What is Psoriasis?
Psoriasis is a non-contagious inflammatory skin condition. It typically shows up as red and scaly plaques which are areas of thickened skin. It is a chronic skin disease that comes and goes, fluctuates in severity and itching is commonly associated with it. There is a genetic predisposition to psoriasis and may be associated with inflammatory arthritis. It is often triggered by infection, injury or psychological stress.
Who suffers from Psoriasis?
Psoriasis affects about 2-4% of the population and about one third of people with psoriasis have family members with psoriasis. The age of onset can be from childhood to elderly with peaks of onset at 15-25 years and 50-60 years.
What causes Psoriasis?
Psoriasis is caused by the rapid growth and turn over of the skin cells, resulting in red, thickened areas of the skin with scales. The cause is not fully understood, it appears to be related to the immune system and inflammatory process.
The normal life cycle of skin cells is about 1 month whereas in psoriasis, the life cycle is accelerated and shortened to about 1 week, resulting in redness, itch, buildup of extra skin cells which forms scales and thickening of the skin.

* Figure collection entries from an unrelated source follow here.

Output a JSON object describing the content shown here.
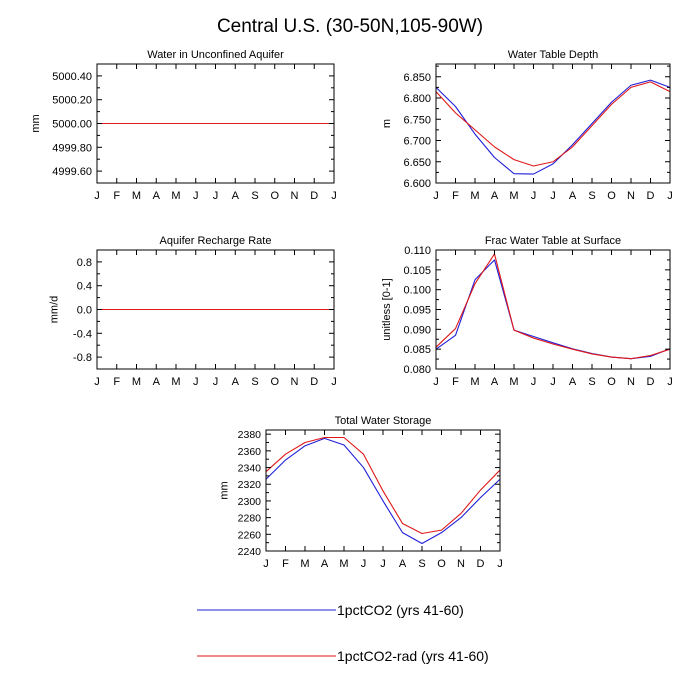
{
  "figure_title": "Central U.S. (30-50N,105-90W)",
  "months": [
    "J",
    "F",
    "M",
    "A",
    "M",
    "J",
    "J",
    "A",
    "S",
    "O",
    "N",
    "D",
    "J"
  ],
  "colors": {
    "blue": "#1f1fd8",
    "red": "#e01818"
  },
  "legend": [
    {
      "label": "1pctCO2 (yrs 41-60)",
      "color": "#1f1fd8"
    },
    {
      "label": "1pctCO2-rad (yrs 41-60)",
      "color": "#e01818"
    }
  ],
  "chart_data": [
    {
      "type": "line",
      "title": "Water in Unconfined Aquifer",
      "ylabel": "mm",
      "xlabel": "",
      "ylim": [
        4999.5,
        5000.5
      ],
      "yticks": [
        4999.6,
        4999.8,
        5000.0,
        5000.2,
        5000.4
      ],
      "ytick_labels": [
        "4999.60",
        "4999.80",
        "5000.00",
        "5000.20",
        "5000.40"
      ],
      "series": [
        {
          "name": "1pctCO2 (yrs 41-60)",
          "color": "blue",
          "values": [
            5000,
            5000,
            5000,
            5000,
            5000,
            5000,
            5000,
            5000,
            5000,
            5000,
            5000,
            5000,
            5000
          ]
        },
        {
          "name": "1pctCO2-rad (yrs 41-60)",
          "color": "red",
          "values": [
            5000,
            5000,
            5000,
            5000,
            5000,
            5000,
            5000,
            5000,
            5000,
            5000,
            5000,
            5000,
            5000
          ]
        }
      ]
    },
    {
      "type": "line",
      "title": "Water Table Depth",
      "ylabel": "m",
      "xlabel": "",
      "ylim": [
        6.6,
        6.88
      ],
      "yticks": [
        6.6,
        6.65,
        6.7,
        6.75,
        6.8,
        6.85
      ],
      "ytick_labels": [
        "6.600",
        "6.650",
        "6.700",
        "6.750",
        "6.800",
        "6.850"
      ],
      "series": [
        {
          "name": "1pctCO2 (yrs 41-60)",
          "color": "blue",
          "values": [
            6.825,
            6.78,
            6.715,
            6.66,
            6.622,
            6.621,
            6.645,
            6.69,
            6.74,
            6.79,
            6.83,
            6.842,
            6.825
          ]
        },
        {
          "name": "1pctCO2-rad (yrs 41-60)",
          "color": "red",
          "values": [
            6.815,
            6.765,
            6.725,
            6.685,
            6.655,
            6.64,
            6.65,
            6.685,
            6.735,
            6.785,
            6.825,
            6.838,
            6.815
          ]
        }
      ]
    },
    {
      "type": "line",
      "title": "Aquifer Recharge Rate",
      "ylabel": "mm/d",
      "xlabel": "",
      "ylim": [
        -1.0,
        1.0
      ],
      "yticks": [
        -0.8,
        -0.4,
        0.0,
        0.4,
        0.8
      ],
      "ytick_labels": [
        "-0.8",
        "-0.4",
        "0.0",
        "0.4",
        "0.8"
      ],
      "series": [
        {
          "name": "1pctCO2 (yrs 41-60)",
          "color": "blue",
          "values": [
            0,
            0,
            0,
            0,
            0,
            0,
            0,
            0,
            0,
            0,
            0,
            0,
            0
          ]
        },
        {
          "name": "1pctCO2-rad (yrs 41-60)",
          "color": "red",
          "values": [
            0,
            0,
            0,
            0,
            0,
            0,
            0,
            0,
            0,
            0,
            0,
            0,
            0
          ]
        }
      ]
    },
    {
      "type": "line",
      "title": "Frac Water Table at Surface",
      "ylabel": "unitless [0-1]",
      "xlabel": "",
      "ylim": [
        0.08,
        0.11
      ],
      "yticks": [
        0.08,
        0.085,
        0.09,
        0.095,
        0.1,
        0.105,
        0.11
      ],
      "ytick_labels": [
        "0.080",
        "0.085",
        "0.090",
        "0.095",
        "0.100",
        "0.105",
        "0.110"
      ],
      "series": [
        {
          "name": "1pctCO2 (yrs 41-60)",
          "color": "blue",
          "values": [
            0.085,
            0.0885,
            0.1025,
            0.1075,
            0.0898,
            0.0882,
            0.0866,
            0.0851,
            0.0839,
            0.083,
            0.0826,
            0.0832,
            0.0851
          ]
        },
        {
          "name": "1pctCO2-rad (yrs 41-60)",
          "color": "red",
          "values": [
            0.0855,
            0.0902,
            0.1015,
            0.109,
            0.0898,
            0.0878,
            0.0863,
            0.085,
            0.0838,
            0.083,
            0.0826,
            0.0834,
            0.085
          ]
        }
      ]
    },
    {
      "type": "line",
      "title": "Total Water Storage",
      "ylabel": "mm",
      "xlabel": "",
      "ylim": [
        2240,
        2385
      ],
      "yticks": [
        2240,
        2260,
        2280,
        2300,
        2320,
        2340,
        2360,
        2380
      ],
      "ytick_labels": [
        "2240",
        "2260",
        "2280",
        "2300",
        "2320",
        "2340",
        "2360",
        "2380"
      ],
      "series": [
        {
          "name": "1pctCO2 (yrs 41-60)",
          "color": "blue",
          "values": [
            2326,
            2349,
            2366,
            2375,
            2367,
            2340,
            2300,
            2262,
            2249,
            2262,
            2280,
            2304,
            2326
          ]
        },
        {
          "name": "1pctCO2-rad (yrs 41-60)",
          "color": "red",
          "values": [
            2335,
            2356,
            2370,
            2376,
            2376,
            2356,
            2312,
            2273,
            2261,
            2265,
            2285,
            2313,
            2337
          ]
        }
      ]
    }
  ]
}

This accelerated process is similar to the pattern of healing wounds. The immune & inflammatory cells are normally involved in dealing with wounds and infection. In psoriasis, these cells attack the healthy skin cells by mistake and trigger the inflammatory and healing process which causes the skin reaction seen in psoriasis. It is not entirely clear what causes these immune and inflammatory cells to malfunction.
Psoriasis can occur with no obvious cause and often can be induced or worsen by certain triggers. The triggers may include infection, injury, physical or psychological stress, smoking, excessive alcohol, certain medications, vitamin D deficiency.
What are the symptoms of Psoriasis?
There are different types of psoriasis, the most common is known as chronic plaque psoriasis, which appears as areas of red thickened skin with scales. Other symptoms & signs that may occur include itching, dry cracked skin, thickened pitted or ridged nails, pustules are seen in Pustular Psoriasis. 5-15% may have arthritis with swollen & stiff joints. Psoriasis patches can range from a few small areas of red scaling to large areas of skin eruption. The most common sites are scalp, elbows, knees but any part of the skin can be involved. Smooth patches are seen in Inverse Psoriasis which affects the skin in the armpits, groin, genital areas.
What is the treatment for Psoriasis?
Psoriasis is a chronic skin condition with flare ups and remissions. The aim is to prevent flare ups and worsening of the condition. Avoiding the triggers (such as smoking, excessive alcohol), managing stress, getting enough sun exposure to prevent Vitamin D deficiency would help. While there is no cure for psoriasis, the symptoms can be managed. Some people remain in remission for long periods of time.
Treatment is based on severity and types of psoriasis as well as the individual’s response to the medication used. Regular moisturizing helps to reduce itch & scales. Topical treatment (using moisturizer and topical agents) is usually sufficient to control mild psoriasis. More severe psoriasis may require phototherapy.
Oral medication may be added if severe psoriasis is not responding to phototherapy. Oral medication has side effects and would regular monitoring with blood tests. Newer available therapy includes use of biologics which are reserved for severe psoriasis that are resistant to treatment.
Psoriasis can affect quality of life & self esteem which can result in social withdrawal and depression. Managing the physical and the psychosocial aspects of psoriasis have made it possible for people to live with effects of psoriasis.